Par Alain Mattei, Directeur de l’activité Leasing & Crédit, Linedata

Alain MatteiL’environnement réglementaire et économique actuel a radicalement modifié la donne, pour les établissements de crédit à la consommation.
D’un côté, l’application des accords de Bâle 3 relatifs au suivi des risques opérationnels amène ces derniers à allouer une part significative et croissante de leurs fonds propres à leur activité traditionnelle. En cause, la multiplication des défaillances accroît le risque inhérent à leur métier, poussant en retour les autorités de tutelle à leur demander des ratios prudentiels toujours plus exigeants.
L’enjeu est de taille. Alors que les anciennes règles prudentielles imposaient de couvrir les seuls activités à risque, ce sont désormais toutes les opérations courantes qui doivent être désormais couvertes. De 7%, le ratio de couverture atteint désormais jusqu’à 15% ! Au total, c’est à hauteur de près de 100 milliards d’euros que le secteur bancaire est contraint de se recapitaliser pour respecter ces nouvelles normes prudentielles.

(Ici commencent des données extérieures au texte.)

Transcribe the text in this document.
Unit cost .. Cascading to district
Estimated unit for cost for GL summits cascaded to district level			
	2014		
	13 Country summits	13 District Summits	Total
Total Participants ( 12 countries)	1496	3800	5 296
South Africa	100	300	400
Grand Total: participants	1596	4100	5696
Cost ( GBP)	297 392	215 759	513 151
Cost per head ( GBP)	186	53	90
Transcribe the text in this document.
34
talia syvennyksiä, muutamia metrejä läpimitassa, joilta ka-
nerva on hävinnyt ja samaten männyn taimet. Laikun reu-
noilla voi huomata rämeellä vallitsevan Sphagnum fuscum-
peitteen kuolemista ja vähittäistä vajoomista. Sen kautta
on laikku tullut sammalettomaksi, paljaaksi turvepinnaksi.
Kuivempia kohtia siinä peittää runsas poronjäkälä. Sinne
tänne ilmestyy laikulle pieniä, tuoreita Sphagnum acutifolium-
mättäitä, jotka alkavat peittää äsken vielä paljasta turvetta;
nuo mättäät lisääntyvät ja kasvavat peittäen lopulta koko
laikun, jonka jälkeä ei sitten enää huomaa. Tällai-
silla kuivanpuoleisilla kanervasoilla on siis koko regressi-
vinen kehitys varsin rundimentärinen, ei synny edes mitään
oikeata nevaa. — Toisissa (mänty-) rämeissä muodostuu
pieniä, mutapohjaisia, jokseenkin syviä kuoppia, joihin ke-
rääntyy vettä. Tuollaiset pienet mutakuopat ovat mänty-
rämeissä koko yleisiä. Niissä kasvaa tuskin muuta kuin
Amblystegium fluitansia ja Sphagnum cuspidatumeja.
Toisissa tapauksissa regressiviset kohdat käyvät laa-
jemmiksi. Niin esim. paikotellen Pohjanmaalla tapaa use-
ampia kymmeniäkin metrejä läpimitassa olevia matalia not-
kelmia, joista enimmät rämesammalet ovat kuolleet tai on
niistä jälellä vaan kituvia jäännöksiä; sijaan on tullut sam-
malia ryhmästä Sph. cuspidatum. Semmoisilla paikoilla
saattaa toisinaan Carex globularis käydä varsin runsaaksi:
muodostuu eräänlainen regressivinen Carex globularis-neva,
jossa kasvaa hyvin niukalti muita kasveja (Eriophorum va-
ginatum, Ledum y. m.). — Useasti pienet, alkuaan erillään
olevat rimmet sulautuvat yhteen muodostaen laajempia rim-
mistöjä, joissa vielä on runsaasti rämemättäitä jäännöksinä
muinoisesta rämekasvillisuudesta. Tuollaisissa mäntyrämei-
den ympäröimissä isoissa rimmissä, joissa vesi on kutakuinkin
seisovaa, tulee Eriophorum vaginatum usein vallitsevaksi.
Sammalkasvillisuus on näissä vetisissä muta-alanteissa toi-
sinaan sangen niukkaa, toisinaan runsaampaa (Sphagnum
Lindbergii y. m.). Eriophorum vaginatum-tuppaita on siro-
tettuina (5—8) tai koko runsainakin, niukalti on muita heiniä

De l’autre côté, la dégradation de l’environnement économique et financier a de facto baissé la qualité d’une partie des actifs sur lesquels étaient investis les fonds propres des banques. C’est donc à deux contraintes simultanées que sont confrontés les acteurs du secteur : la contrainte externe (prudentielle) impose la conformité avec des règles durcies, la contrainte interne conduit à la fois à assainir les bilans, à réduire le refinancement de leurs filiales de crédit (crédit à la consommation et leasing), voire dans certains cas à en envisager la cession (en dépit d’un ROE comparativement élevé).